Lasciato il kibbuz di Mizra, dopo 5 km attraverso la cittadina di Afula. Ancora qualche chilometro e passo per Yizreel/ Izreel. Arrivo ai pochi ruderi della città storica, un tempo fiorente. Ai tempi della Bibbia, era la seconda residenza del re Acab di Samaria. Si svolse qui l’episodio della vigna di Nabot, esempio eccellente dell’etica sociale in vigore nell’antico Israele.
Sono ormai in vista di Jenin, capoluogo dei territori palestinesi e sede dell’autorità. I territori non sono una nazione. E i Palestinesi sono un popolo che occupa una territorio, dove sono cittadini di serie b. Il governo Israeliano è autorità gerarchicamente superiore.
Per entrare in questa zona bisogna oltrepassare un checkpoint, con le caratteristiche di una frontiera vera e propria.
Il checkpoint di Jalamah viene considerato un punto caldo ed un passaggio ritenuto di riguardo. Al mio transito non ho incontrato difficoltà. Due minuti, il tempo del controllo del passaporto. E la domanda di rito: where do you are going?
Un nonno con bianca barba, una facies quasi araba, non è un pericolo. Ha anche lo zaino in spalla, meglio non fargli perdere tempo.
Jenin ha le note di un città e capitale del medio orientale.
È tutta un grande cantiere sia residenziale che di attività produttive e commerciali. Disordine, incuria e immondizie abbondano ovunque.
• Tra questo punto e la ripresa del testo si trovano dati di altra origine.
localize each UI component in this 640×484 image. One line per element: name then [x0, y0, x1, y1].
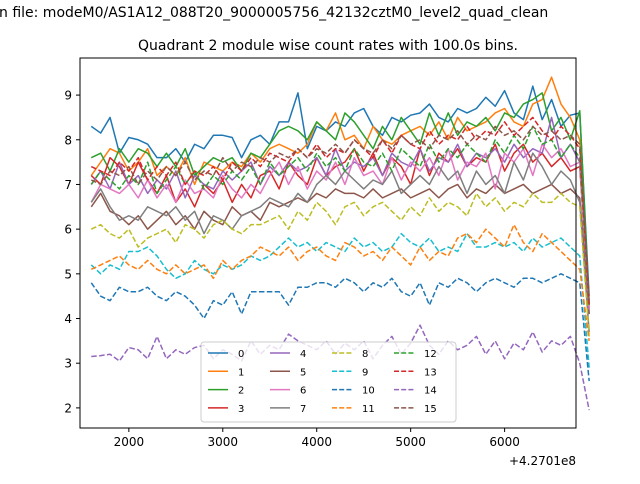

L’area urbana storica è ancora il caratteristico suq arabo, un formicolio di venditori e di acquirenti. A piedi, in auto, con carretti o moto… un generale movimento caotico vissuto in un indefinibile numero di decibel.
Gli indicatori di una comunità in forte crescita sono evidenti. Abbigliamento, auto, varietà e livello delle proposte commerciali, social… un po’ più di ordine non guasterebbe.
Questo popolo, la gente comune non dà assolutamente segnali destabilizzanti o bellicosi. È evidente la voglia di lavoro e crescita. Anche culturale. Lo testimonia una grande università.
Forse la politica ha bisogno di maggiore educazione alla pace?